In summary, according to the present invention, the following excellent effects are exhibited.

Since the refractory material is welded and deposited after the portion to be modified is white pig iron, there is no precipitation of graphite or the like, and the desired modification can be performed easily.

[Brief description of drawings]

FIG. 1 is a side cross-sectional view of a modification target portion for explaining an embodiment of a surface modification method for a cast iron component according to the present invention.

FIG. 2 is a side sectional view for explaining the next step of FIG.

FIG. 3 is a side sectional view for explaining the next step in FIG.

FIG. 4 is a bottom view showing a modification target portion for explaining the problem of the conventional technique.

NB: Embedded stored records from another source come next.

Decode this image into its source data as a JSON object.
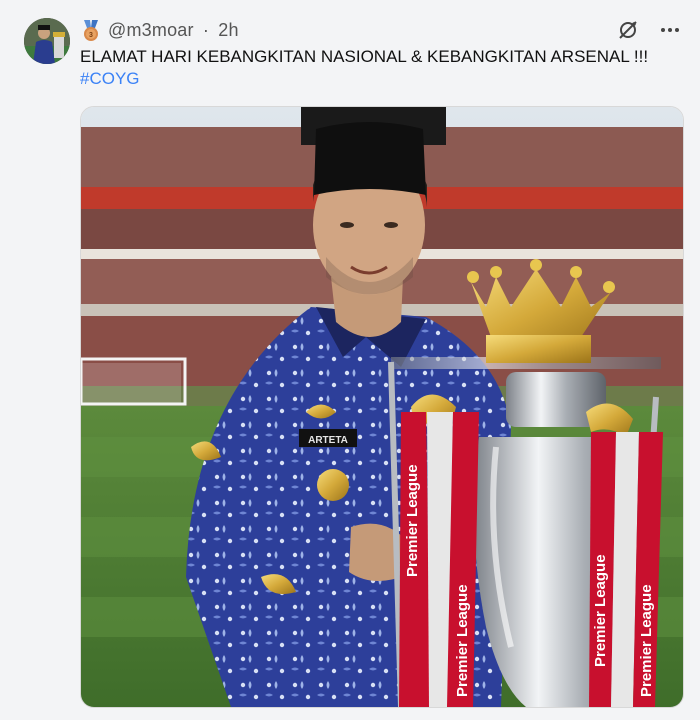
{
  "post": {
    "handle": "@m3moar",
    "separator": "·",
    "time": "2h",
    "text": "ELAMAT HARI KEBANGKITAN NASIONAL & KEBANGKITAN ARSENAL !!!",
    "hashtag": "#COYG"
  },
  "image": {
    "name_tag": "ARTETA",
    "ribbon_text": "Premier League"
  },
  "icons": {
    "badge": "medal-icon",
    "slash": "hide-icon",
    "more": "more-icon"
  },
  "colors": {
    "background": "#f3f4f6",
    "hashtag": "#3b82f6",
    "ribbon": "#c8102e"
  }
}
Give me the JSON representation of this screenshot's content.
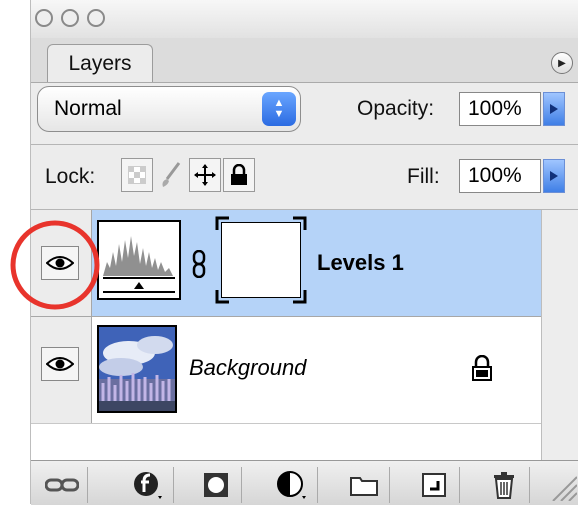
{
  "panel": {
    "tab_label": "Layers",
    "blend_mode": "Normal",
    "opacity_label": "Opacity:",
    "opacity_value": "100%",
    "lock_label": "Lock:",
    "fill_label": "Fill:",
    "fill_value": "100%"
  },
  "layers": [
    {
      "name": "Levels 1",
      "selected": true
    },
    {
      "name": "Background",
      "selected": false
    }
  ],
  "colors": {
    "selected_row": "#b5d3f8",
    "annotation_circle": "#e8342c"
  },
  "icons": [
    "link-icon",
    "layer-style-icon",
    "mask-icon",
    "adjustment-icon",
    "folder-icon",
    "new-layer-icon",
    "trash-icon"
  ]
}
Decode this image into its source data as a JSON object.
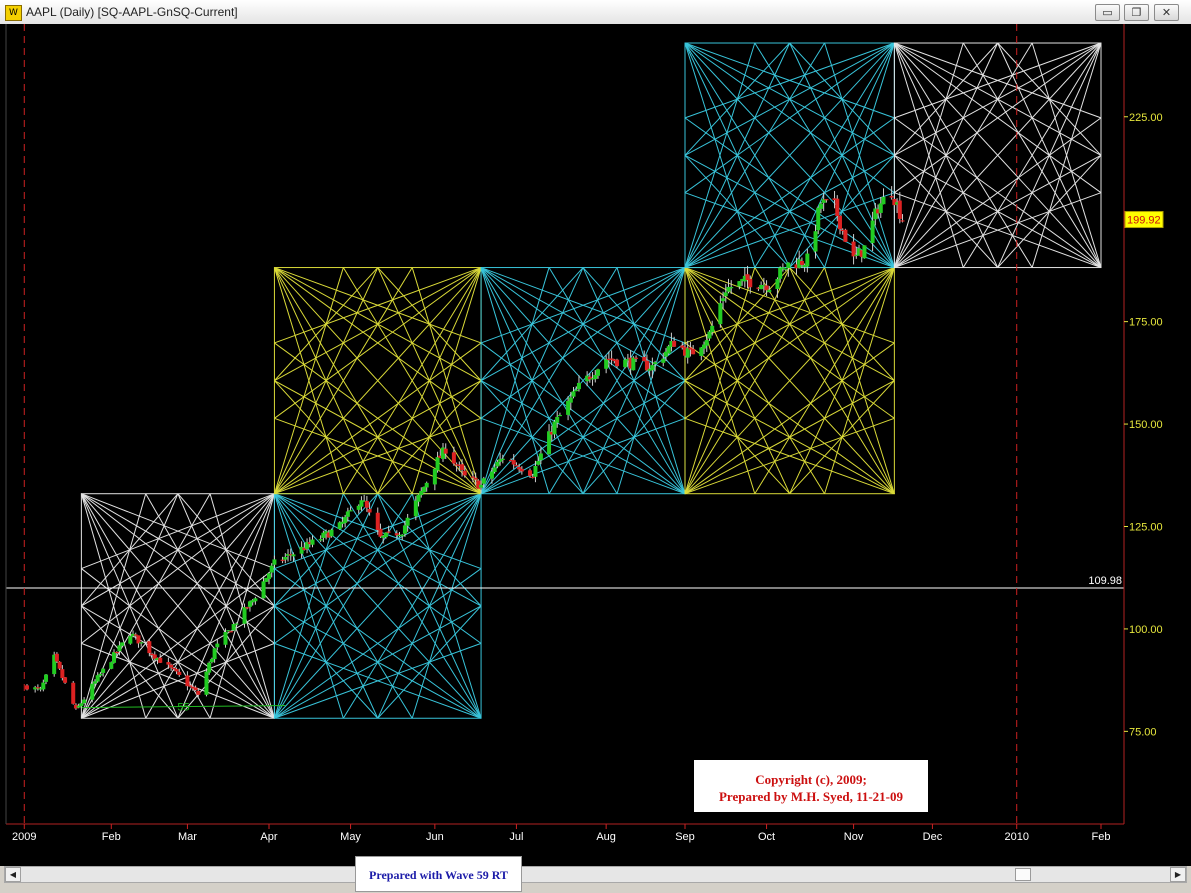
{
  "window": {
    "icon_glyph": "W",
    "title": "AAPL (Daily) [SQ-AAPL-GnSQ-Current]",
    "controls": [
      {
        "name": "minimize-button",
        "glyph": "▭"
      },
      {
        "name": "restore-button",
        "glyph": "❐"
      },
      {
        "name": "close-button",
        "glyph": "✕"
      }
    ]
  },
  "colors": {
    "background": "#000000",
    "up_candle": "#22cc22",
    "down_candle": "#dd2222",
    "square_white": "#f0f0f0",
    "square_yellow": "#e6e63c",
    "square_cyan": "#3ccfe6",
    "axis_labels": "#e6e63c",
    "month_labels": "#ffffff",
    "separator_red": "#cc2222",
    "price_box_text": "#cc1010",
    "price_box_bg": "#ffff00"
  },
  "chart_data": {
    "type": "candlestick",
    "symbol": "AAPL",
    "interval": "Daily",
    "x_labels": [
      "2009",
      "Feb",
      "Mar",
      "Apr",
      "May",
      "Jun",
      "Jul",
      "Aug",
      "Sep",
      "Oct",
      "Nov",
      "Dec",
      "2010",
      "Feb"
    ],
    "y_ticks": [
      "225.00",
      "175.00",
      "150.00",
      "125.00",
      "100.00",
      "75.00"
    ],
    "y_tick_values": [
      225,
      175,
      150,
      125,
      100,
      75
    ],
    "ylim": [
      66.3,
      245.2
    ],
    "last_price": "199.92",
    "last_price_value": 199.92,
    "horizontal_line": "109.98",
    "horizontal_line_value": 109.98,
    "year_separators": [
      "2009",
      "2010"
    ],
    "annotation": "55",
    "gann_squares": [
      {
        "color": "white",
        "from": "Jan 22 2009",
        "to": "Apr 3 2009",
        "low": 78.2,
        "high": 133.0
      },
      {
        "color": "cyan",
        "from": "Apr 3 2009",
        "to": "Jun 18 2009",
        "low": 78.2,
        "high": 133.0
      },
      {
        "color": "yellow",
        "from": "Apr 3 2009",
        "to": "Jun 18 2009",
        "low": 133.0,
        "high": 188.2
      },
      {
        "color": "cyan",
        "from": "Jun 18 2009",
        "to": "Sep 1 2009",
        "low": 133.0,
        "high": 188.2
      },
      {
        "color": "yellow",
        "from": "Sep 1 2009",
        "to": "Nov 17 2009",
        "low": 133.0,
        "high": 188.2
      },
      {
        "color": "cyan",
        "from": "Sep 1 2009",
        "to": "Nov 17 2009",
        "low": 188.2,
        "high": 243.0
      },
      {
        "color": "white",
        "from": "Nov 17 2009",
        "to": "Feb 1 2010",
        "low": 188.2,
        "high": 243.0
      }
    ],
    "price_anchors": [
      [
        "Jan 2 2009",
        86
      ],
      [
        "Jan 7 2009",
        85
      ],
      [
        "Jan 12 2009",
        93
      ],
      [
        "Jan 20 2009",
        80
      ],
      [
        "Jan 28 2009",
        88
      ],
      [
        "Feb 9 2009",
        99
      ],
      [
        "Feb 17 2009",
        94
      ],
      [
        "Feb 26 2009",
        89
      ],
      [
        "Mar 6 2009",
        84
      ],
      [
        "Mar 12 2009",
        95
      ],
      [
        "Mar 26 2009",
        107
      ],
      [
        "Apr 3 2009",
        116
      ],
      [
        "Apr 17 2009",
        121
      ],
      [
        "Apr 27 2009",
        125
      ],
      [
        "May 5 2009",
        132
      ],
      [
        "May 12 2009",
        122
      ],
      [
        "May 20 2009",
        124
      ],
      [
        "Jun 1 2009",
        140
      ],
      [
        "Jun 5 2009",
        144
      ],
      [
        "Jun 12 2009",
        137
      ],
      [
        "Jun 18 2009",
        135
      ],
      [
        "Jun 26 2009",
        142
      ],
      [
        "Jul 7 2009",
        138
      ],
      [
        "Jul 15 2009",
        150
      ],
      [
        "Jul 24 2009",
        159
      ],
      [
        "Aug 3 2009",
        166
      ],
      [
        "Aug 12 2009",
        165
      ],
      [
        "Aug 20 2009",
        164
      ],
      [
        "Aug 28 2009",
        170
      ],
      [
        "Sep 3 2009",
        167
      ],
      [
        "Sep 10 2009",
        172
      ],
      [
        "Sep 16 2009",
        183
      ],
      [
        "Sep 24 2009",
        185
      ],
      [
        "Oct 2 2009",
        184
      ],
      [
        "Oct 9 2009",
        189
      ],
      [
        "Oct 16 2009",
        190
      ],
      [
        "Oct 21 2009",
        204
      ],
      [
        "Oct 26 2009",
        203
      ],
      [
        "Nov 2 2009",
        190
      ],
      [
        "Nov 6 2009",
        193
      ],
      [
        "Nov 11 2009",
        203
      ],
      [
        "Nov 16 2009",
        207
      ],
      [
        "Nov 20 2009",
        200
      ]
    ],
    "grid": false
  },
  "footer": {
    "wave59": "Prepared with Wave 59 RT",
    "copyright_line1": "Copyright (c), 2009;",
    "copyright_line2": "Prepared by M.H. Syed, 11-21-09"
  }
}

FIG. 5 is a perspective view showing a modification target portion for explaining another problem of the conventional technique.

[Explanation of symbols]

 11 Site to be modified 13 White pig iron layer 17 Weld metal

 ─────────────────────────────────────────────────── ─── Continuation of the front page (72) Inventor Yuji Matsunami 8 Tsutana, Fujisawa City, Kanagawa Prefecture Isuzu Central Research Institute Co., Ltd.

Claims (1)

[Claims] 1. A method for surface modification of a cast iron component, which comprises depositing a refractory substance by welding after depositing a portion to be reformed with white pig iron.